Van deze ‘aarde’ of dit nieuwe continent werd Zarathoestra de wetgever en heerser. Dit was het begin van het vierde ras, nadat de mensen van het derde begonnen uit te sterven. Tot dan toe was er, zoals gezegd,24 geen werkelijke dood geweest, maar alleen een transformatie, want de mensen hadden nog geen persoonlijkheid. Ze hadden monaden: ademtochten van de ene adem, en even onpersoonlijk als de bron waaruit ze voortkwamen. Ze hadden lichamen, of beter gezegd schaduwen van lichamen, die zonder zonde en dus zonder karma waren. Omdat er geen kamaloka was – en al helemaal geen nirvana of zelfs een devachan – voor de ‘zielen’ van mensen die geen persoonlijke ego’s hadden, konden er geen perioden tussen de incarnaties zijn. Evenals de feniks herrees de oorspronkelijke mens uit zijn oude lichaam in een nieuw. Elke keer en met iedere nieuwe generatie werd hij steviger en fysiek volmaakter, overeenkomstig de wet van de evolutie, die de wet van de natuur is. Het sterven en daarmee het morele verval kwam na de voltooiing van het fysieke organisme.
Uit bovenstaande toelichting blijkt dat ook deze oude religie in haar symboliek met de universele leer overeenstemt.
Elders worden de oudste Perzische overleveringen, de overblijfselen van het mazdeïsme van de nog oudere magiërs, gegeven, en sommige ervan verklaard. De mensheid stamde niet af van één enkel paar. Ook was er nooit een eerste mens – hetzij Adam of Yima – maar een eerste mensheid.

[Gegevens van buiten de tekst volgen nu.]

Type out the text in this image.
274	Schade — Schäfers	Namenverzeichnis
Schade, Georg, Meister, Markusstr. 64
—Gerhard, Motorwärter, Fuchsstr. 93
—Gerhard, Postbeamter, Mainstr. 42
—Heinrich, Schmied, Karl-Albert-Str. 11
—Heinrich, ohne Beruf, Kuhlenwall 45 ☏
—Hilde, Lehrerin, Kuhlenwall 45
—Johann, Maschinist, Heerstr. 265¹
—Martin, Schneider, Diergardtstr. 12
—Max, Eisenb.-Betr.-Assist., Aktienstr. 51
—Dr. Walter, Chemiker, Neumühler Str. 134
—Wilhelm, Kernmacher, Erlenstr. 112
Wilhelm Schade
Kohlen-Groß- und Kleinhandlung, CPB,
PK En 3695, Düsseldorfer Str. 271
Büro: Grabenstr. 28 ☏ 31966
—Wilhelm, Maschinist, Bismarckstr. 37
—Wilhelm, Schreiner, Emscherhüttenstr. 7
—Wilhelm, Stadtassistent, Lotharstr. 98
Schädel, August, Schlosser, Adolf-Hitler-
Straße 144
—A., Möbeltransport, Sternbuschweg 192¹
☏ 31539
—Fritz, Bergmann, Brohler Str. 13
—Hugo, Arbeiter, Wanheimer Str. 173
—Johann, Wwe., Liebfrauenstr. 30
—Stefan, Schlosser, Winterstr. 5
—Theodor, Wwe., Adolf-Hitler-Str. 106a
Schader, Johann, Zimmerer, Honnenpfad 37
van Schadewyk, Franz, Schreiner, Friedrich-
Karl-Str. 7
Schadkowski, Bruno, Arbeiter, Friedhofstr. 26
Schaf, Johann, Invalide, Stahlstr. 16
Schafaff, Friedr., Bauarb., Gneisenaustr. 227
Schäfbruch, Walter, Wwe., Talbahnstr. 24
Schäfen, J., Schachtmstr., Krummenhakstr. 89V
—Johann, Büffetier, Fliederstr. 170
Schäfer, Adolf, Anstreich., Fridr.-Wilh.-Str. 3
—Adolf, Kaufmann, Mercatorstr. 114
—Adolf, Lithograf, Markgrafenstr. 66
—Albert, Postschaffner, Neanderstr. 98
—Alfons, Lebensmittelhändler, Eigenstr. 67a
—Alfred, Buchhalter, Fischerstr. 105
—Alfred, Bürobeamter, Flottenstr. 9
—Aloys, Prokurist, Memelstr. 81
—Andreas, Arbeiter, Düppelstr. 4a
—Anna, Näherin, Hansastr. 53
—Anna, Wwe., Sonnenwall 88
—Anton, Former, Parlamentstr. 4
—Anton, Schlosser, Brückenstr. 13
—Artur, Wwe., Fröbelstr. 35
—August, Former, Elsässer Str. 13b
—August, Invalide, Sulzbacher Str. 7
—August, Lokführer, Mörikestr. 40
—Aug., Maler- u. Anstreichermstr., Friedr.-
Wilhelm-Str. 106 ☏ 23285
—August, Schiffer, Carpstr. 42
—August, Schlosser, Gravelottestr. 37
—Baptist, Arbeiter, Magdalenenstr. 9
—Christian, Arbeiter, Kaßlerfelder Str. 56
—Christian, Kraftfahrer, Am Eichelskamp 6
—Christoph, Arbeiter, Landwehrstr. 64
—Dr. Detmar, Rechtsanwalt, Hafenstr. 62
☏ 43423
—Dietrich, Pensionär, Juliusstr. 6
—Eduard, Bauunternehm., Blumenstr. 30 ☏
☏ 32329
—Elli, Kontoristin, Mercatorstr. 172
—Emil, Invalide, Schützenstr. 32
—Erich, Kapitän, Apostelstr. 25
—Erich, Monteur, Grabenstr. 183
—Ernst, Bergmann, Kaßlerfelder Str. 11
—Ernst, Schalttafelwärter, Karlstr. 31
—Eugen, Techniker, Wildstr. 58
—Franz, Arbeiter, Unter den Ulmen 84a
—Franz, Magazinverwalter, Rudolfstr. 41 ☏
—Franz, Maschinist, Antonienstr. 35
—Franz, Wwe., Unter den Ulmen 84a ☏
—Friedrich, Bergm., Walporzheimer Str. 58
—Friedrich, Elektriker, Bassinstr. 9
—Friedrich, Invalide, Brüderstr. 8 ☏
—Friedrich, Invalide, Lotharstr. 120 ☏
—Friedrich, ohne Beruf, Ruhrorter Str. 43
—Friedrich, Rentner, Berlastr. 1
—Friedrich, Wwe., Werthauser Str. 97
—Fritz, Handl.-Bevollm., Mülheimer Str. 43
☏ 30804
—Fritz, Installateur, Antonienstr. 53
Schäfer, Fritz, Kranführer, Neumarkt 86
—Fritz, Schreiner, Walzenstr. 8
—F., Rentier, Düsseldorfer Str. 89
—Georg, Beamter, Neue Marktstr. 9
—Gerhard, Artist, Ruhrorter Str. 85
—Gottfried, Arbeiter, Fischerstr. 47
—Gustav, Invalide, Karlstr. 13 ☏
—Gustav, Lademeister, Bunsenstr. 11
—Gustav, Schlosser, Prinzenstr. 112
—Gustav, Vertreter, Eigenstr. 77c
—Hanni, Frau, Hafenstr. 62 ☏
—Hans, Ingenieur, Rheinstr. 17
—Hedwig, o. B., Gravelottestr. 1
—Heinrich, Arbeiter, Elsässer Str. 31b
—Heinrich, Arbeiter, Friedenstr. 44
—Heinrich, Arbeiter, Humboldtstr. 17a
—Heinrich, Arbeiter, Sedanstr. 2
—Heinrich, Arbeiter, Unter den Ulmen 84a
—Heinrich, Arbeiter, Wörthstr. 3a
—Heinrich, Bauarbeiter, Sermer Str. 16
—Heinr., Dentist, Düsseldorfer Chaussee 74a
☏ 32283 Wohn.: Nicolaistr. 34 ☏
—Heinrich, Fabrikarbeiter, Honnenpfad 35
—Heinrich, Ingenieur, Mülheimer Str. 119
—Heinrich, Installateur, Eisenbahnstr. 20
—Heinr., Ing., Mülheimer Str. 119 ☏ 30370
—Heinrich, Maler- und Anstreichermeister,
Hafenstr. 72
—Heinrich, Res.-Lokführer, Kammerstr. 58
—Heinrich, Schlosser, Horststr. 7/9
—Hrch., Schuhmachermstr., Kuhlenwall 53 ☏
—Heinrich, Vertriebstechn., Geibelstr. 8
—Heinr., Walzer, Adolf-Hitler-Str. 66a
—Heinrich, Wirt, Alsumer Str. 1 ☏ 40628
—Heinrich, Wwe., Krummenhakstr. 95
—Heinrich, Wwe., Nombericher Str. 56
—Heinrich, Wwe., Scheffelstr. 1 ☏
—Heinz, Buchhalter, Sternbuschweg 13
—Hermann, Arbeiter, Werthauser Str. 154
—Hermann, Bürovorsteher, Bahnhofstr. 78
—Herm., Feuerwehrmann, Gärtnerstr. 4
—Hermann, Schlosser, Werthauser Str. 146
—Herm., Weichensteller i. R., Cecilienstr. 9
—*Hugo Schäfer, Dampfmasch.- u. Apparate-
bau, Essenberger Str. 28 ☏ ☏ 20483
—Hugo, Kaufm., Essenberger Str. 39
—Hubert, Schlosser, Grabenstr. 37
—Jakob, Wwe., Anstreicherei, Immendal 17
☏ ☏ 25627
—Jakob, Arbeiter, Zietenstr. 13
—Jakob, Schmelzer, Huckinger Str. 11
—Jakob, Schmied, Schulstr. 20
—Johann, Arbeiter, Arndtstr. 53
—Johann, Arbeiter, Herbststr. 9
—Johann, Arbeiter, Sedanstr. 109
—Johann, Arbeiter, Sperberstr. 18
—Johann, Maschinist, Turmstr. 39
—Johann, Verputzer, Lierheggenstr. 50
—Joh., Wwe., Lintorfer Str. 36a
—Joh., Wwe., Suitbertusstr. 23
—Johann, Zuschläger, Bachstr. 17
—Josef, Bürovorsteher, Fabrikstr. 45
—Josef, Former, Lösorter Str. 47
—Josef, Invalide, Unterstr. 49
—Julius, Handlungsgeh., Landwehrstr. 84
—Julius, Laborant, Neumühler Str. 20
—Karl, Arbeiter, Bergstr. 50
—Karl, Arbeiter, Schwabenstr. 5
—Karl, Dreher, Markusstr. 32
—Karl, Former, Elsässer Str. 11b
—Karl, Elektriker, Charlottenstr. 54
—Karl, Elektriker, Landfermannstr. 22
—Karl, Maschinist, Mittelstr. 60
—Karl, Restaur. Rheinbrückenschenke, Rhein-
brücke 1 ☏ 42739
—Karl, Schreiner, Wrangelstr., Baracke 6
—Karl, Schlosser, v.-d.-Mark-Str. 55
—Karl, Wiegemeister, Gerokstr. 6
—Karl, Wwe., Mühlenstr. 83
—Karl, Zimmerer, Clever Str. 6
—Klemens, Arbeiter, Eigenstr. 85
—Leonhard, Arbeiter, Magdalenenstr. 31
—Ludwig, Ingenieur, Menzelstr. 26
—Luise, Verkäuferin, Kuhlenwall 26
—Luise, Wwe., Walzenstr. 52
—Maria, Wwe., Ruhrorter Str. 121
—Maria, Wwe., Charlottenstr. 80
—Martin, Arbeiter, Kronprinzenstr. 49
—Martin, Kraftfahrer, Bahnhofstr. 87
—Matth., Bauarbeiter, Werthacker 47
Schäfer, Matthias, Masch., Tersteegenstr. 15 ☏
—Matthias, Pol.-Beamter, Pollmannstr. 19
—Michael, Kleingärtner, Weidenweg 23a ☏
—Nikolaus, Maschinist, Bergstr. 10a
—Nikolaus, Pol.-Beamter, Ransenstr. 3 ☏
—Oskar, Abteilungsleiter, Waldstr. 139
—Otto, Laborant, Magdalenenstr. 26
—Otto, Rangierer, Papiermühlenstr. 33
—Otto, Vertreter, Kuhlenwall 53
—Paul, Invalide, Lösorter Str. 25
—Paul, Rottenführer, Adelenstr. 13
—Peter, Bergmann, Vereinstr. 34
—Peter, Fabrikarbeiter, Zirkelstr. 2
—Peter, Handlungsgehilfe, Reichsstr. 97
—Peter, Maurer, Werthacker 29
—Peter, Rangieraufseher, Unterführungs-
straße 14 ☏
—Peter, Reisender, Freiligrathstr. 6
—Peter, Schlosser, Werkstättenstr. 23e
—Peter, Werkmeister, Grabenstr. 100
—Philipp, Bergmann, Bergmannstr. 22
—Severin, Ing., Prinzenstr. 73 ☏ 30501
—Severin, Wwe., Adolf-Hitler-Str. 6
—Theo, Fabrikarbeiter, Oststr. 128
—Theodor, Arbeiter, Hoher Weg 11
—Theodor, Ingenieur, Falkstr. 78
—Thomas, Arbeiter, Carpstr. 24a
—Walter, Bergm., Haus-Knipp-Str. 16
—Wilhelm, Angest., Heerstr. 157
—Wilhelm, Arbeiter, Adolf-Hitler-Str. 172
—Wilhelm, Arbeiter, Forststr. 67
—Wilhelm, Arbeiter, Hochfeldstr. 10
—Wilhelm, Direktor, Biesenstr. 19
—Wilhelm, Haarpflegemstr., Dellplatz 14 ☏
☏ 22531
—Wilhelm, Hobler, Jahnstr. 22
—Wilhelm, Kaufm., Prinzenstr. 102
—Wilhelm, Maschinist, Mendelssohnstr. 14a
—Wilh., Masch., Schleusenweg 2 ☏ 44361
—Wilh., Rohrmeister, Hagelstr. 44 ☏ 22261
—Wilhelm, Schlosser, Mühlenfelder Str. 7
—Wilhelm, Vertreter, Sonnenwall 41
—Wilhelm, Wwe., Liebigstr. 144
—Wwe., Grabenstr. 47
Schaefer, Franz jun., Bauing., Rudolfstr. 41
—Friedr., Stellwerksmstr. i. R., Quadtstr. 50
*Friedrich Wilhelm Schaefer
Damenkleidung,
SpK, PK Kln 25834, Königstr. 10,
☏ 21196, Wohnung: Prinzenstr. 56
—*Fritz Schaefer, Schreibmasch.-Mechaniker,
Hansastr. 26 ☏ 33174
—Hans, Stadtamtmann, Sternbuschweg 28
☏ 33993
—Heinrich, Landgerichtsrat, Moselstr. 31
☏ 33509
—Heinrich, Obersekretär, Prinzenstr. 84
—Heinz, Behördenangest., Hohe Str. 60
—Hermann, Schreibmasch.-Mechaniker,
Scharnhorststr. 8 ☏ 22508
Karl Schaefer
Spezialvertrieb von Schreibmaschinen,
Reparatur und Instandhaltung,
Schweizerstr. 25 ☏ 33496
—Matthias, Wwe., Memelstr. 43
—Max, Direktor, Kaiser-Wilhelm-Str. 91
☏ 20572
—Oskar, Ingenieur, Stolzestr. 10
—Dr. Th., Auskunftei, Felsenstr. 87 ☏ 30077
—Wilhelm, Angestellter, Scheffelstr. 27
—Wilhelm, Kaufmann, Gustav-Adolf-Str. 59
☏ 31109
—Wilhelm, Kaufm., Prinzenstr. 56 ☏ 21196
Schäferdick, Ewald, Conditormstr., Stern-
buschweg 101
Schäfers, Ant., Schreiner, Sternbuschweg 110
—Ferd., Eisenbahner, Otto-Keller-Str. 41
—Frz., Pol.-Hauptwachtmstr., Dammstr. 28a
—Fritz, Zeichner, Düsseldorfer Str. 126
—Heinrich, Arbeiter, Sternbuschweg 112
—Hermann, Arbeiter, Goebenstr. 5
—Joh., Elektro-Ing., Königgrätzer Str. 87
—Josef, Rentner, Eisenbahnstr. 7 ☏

Dit is al of niet ‘gematigd polygenisme’. Indien de wetenschap eenmaal heeft afgerekend met zowel een schepping uit het niets (een absurditeit) als een bovenmenselijke schepper of scheppers (een feit) levert het polygenisme niet méér problemen of bezwaren op (uit een wetenschappelijk oogpunt eerder minder) dan het monogenisme.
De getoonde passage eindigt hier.